- Born: 1885 Sandhurst, United Kingdom
- Died: October 5, 1954 (aged 68–69) Geneva, Switzerland

= Agatha Harrison =

Agatha Mary Harrison (1885–1954) was an English industrial welfare reformer and unofficial diplomat.

==Life==
Harrison was born January 23, 1885, in Sandhurst, Berkshire to a Methodist minister and his wife. She did not attend university but she gained some education as a pupil teacher. She joined Boots the Chemist and then the Metal Box Company where she was an advocate for women's rights. Despite her lack of academic qualification she was appointed to the first Industrial Relations academic post at the London School of Economics in 1917. Three years later the Young Women's Christian Association sent her to investigate industrial conditions in China. She found child labour and she managed the difficult task of persuading employers to stop this exploitation. In the 1920s she went to America to continue her work with the YWCA. She returned to the UK in 1928 to work for the Women's International League for Peace and Freedom. She served as an assistant to Beryl Power who was working for the Whitley Commission looking at labour conditions.

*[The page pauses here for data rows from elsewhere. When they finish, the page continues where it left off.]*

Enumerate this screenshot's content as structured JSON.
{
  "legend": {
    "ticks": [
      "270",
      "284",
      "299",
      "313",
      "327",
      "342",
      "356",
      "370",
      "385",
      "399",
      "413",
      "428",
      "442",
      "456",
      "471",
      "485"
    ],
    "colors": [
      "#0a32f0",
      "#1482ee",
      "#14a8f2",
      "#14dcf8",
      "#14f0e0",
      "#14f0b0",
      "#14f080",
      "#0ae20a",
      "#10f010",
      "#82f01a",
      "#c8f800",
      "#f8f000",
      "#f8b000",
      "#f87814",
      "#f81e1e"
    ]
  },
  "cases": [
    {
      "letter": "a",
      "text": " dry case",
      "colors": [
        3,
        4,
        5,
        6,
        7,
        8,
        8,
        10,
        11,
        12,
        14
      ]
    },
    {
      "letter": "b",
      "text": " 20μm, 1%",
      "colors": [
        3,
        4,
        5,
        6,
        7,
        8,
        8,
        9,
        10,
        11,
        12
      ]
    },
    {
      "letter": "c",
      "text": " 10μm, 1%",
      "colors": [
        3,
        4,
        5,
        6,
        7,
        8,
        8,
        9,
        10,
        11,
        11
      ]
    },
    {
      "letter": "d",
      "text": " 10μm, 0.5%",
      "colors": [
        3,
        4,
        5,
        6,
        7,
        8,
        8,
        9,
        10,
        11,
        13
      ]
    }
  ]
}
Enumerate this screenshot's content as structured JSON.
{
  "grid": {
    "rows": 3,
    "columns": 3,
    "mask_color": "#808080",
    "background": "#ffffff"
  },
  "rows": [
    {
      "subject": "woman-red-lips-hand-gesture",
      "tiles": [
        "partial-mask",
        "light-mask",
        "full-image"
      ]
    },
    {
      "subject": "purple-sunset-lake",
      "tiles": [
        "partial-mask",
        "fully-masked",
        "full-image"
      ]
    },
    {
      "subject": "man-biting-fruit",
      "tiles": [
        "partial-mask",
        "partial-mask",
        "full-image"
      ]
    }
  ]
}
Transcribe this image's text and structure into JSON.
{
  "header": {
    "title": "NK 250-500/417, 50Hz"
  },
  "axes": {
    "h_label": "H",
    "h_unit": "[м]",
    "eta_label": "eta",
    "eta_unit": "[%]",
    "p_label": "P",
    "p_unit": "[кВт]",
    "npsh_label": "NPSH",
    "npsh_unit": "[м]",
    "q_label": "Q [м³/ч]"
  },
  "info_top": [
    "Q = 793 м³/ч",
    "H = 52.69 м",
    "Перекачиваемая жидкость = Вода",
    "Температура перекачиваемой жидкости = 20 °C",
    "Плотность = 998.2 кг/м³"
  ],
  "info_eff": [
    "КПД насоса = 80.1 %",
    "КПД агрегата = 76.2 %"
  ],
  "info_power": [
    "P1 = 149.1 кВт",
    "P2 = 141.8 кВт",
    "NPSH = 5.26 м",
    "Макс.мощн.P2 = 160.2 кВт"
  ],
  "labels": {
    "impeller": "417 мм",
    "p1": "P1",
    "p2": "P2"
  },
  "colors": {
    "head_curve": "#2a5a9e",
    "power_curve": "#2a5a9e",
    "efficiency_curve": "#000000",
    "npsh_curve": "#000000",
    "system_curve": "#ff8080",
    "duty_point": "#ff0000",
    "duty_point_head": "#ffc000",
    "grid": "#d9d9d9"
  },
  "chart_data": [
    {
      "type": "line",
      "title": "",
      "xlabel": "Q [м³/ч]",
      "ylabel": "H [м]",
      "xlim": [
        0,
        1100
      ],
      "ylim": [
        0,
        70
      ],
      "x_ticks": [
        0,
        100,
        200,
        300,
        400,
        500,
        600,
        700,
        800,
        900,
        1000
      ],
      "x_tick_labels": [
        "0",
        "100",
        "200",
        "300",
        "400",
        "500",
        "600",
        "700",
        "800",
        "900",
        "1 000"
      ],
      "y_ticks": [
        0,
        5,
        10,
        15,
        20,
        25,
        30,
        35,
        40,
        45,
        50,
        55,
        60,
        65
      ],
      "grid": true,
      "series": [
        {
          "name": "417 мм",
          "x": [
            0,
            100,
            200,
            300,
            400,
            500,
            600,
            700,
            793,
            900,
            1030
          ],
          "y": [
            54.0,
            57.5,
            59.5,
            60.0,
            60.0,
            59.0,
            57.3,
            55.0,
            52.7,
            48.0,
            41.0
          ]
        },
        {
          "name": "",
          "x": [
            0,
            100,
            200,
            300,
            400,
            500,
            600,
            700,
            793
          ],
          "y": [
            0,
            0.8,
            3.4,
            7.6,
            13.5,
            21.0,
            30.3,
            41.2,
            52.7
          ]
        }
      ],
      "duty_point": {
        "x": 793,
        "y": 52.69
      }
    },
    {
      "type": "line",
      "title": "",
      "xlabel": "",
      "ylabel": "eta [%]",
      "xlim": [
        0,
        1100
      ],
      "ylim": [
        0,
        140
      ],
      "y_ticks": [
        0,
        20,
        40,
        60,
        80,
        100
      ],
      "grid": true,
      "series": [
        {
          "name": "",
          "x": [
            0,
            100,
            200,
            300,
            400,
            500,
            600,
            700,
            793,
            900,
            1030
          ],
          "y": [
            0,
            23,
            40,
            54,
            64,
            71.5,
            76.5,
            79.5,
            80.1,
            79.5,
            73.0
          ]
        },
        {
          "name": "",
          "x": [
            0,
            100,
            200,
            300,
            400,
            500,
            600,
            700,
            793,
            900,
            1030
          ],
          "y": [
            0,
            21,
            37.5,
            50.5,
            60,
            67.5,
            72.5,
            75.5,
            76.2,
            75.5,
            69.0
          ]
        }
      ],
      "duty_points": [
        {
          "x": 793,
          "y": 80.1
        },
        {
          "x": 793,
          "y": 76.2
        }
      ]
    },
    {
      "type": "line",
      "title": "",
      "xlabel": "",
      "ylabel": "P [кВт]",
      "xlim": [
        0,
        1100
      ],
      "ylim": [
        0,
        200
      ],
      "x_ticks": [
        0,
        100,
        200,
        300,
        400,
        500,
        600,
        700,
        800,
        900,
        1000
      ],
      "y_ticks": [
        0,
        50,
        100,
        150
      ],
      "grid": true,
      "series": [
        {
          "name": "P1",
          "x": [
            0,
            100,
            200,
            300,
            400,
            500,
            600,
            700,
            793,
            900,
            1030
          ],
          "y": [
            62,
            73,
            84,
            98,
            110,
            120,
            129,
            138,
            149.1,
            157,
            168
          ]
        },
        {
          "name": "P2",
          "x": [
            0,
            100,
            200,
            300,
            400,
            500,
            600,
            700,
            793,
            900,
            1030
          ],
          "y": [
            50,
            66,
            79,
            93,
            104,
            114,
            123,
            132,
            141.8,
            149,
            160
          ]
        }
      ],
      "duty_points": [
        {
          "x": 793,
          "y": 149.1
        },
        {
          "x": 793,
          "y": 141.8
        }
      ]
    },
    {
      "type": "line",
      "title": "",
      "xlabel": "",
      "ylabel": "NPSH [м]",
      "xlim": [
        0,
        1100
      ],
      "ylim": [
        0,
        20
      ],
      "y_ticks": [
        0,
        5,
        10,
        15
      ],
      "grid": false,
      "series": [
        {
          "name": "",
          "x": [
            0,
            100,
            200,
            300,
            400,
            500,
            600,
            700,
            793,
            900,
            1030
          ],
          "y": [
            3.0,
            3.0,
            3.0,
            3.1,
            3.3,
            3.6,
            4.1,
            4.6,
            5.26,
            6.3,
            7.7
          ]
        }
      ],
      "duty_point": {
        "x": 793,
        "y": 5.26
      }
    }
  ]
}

She met Gandhi and agreed to help him with the cause of India's independence. She spent long periods in India working so closely with Gandhi that she was a go-between during his hunger strike in 1939. After the war she returned to help with negotiations. She and Charles Freer Andrews arranged for Gandhi to visit the UK.

==Death and legacy==
Harrison died in Geneva in 1954 at a peace conference held to discuss the French Indochina War and she was buried locally. The Indian government founded a scholarship in Harrison's name at St Antony's College, Oxford.